The obvious way to pay a public debt is not by borrowing more. The obvious way is by levying a tax.
So if the Fourteenth Amendment over-rides Article I, Section 8 giving Congress exclusive authority over borrowing, surely it must even more emphatically over-ride Article I, Section 7 giving Congress exclusive authority over taxation?
Yet that answer cannot be right! If there is a fundamental principle in the original 1787 Constitution, it is that the Executive depends on the Legislature for revenue.
Which means that we have to read the Fourteenth Amendment as conferring on creditors a guaranteed claim on the Treasury. But the Republicans are not "questioning" that. The immediate 44% cut in the federal budget that would follow from exhausting federal borrowing power may wreck the US economy. Yet that cut would still leave the Treasury enough resources to pay the creditors. So the public debt clause would remain unviolated.

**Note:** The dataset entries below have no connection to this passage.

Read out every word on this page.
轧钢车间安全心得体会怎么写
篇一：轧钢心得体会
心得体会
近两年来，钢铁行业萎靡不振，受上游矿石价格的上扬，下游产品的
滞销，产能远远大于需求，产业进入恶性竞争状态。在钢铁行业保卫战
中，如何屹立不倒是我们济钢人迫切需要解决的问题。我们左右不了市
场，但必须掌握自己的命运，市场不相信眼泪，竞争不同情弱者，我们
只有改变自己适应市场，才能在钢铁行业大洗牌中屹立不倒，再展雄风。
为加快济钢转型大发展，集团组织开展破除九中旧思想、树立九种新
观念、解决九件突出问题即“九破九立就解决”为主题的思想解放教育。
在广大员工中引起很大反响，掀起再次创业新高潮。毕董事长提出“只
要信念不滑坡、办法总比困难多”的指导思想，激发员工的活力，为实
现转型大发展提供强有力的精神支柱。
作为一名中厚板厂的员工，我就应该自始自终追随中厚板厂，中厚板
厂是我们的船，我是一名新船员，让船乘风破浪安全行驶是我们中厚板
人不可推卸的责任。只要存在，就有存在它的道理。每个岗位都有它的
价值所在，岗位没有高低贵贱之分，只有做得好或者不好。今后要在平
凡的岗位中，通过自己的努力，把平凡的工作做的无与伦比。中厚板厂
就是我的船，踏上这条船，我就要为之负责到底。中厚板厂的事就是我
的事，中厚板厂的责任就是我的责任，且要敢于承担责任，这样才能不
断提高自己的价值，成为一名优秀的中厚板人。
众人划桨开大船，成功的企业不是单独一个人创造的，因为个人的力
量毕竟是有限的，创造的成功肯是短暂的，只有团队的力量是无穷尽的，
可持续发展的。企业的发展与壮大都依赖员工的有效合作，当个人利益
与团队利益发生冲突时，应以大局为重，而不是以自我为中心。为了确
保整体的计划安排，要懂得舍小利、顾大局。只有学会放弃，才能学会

Here's another question that drives home the wrongness of the Balkin-Bartlett view. If the Fourteenth Amendment "shall not be questioned" language can over ride Sections 7 & 8 of Article I, can it also over-ride the First Amendment? What if an ex-Confederate official made a speech in 1872 urging the repudiation of the national debt. Let's make it fancier: suppose he gave that speech on the floor of Congress, assuming he was protected by the Speech & Debate clause. Could Congress punish him for this "questioning"? And if the Speech & Debate clause and the First Amendment continue to exist independent of the 14th Amendment, why not Article I?
I wish the Constitution could save us from the debt-ceiling problem. It can't. Only responsible compromise can do that.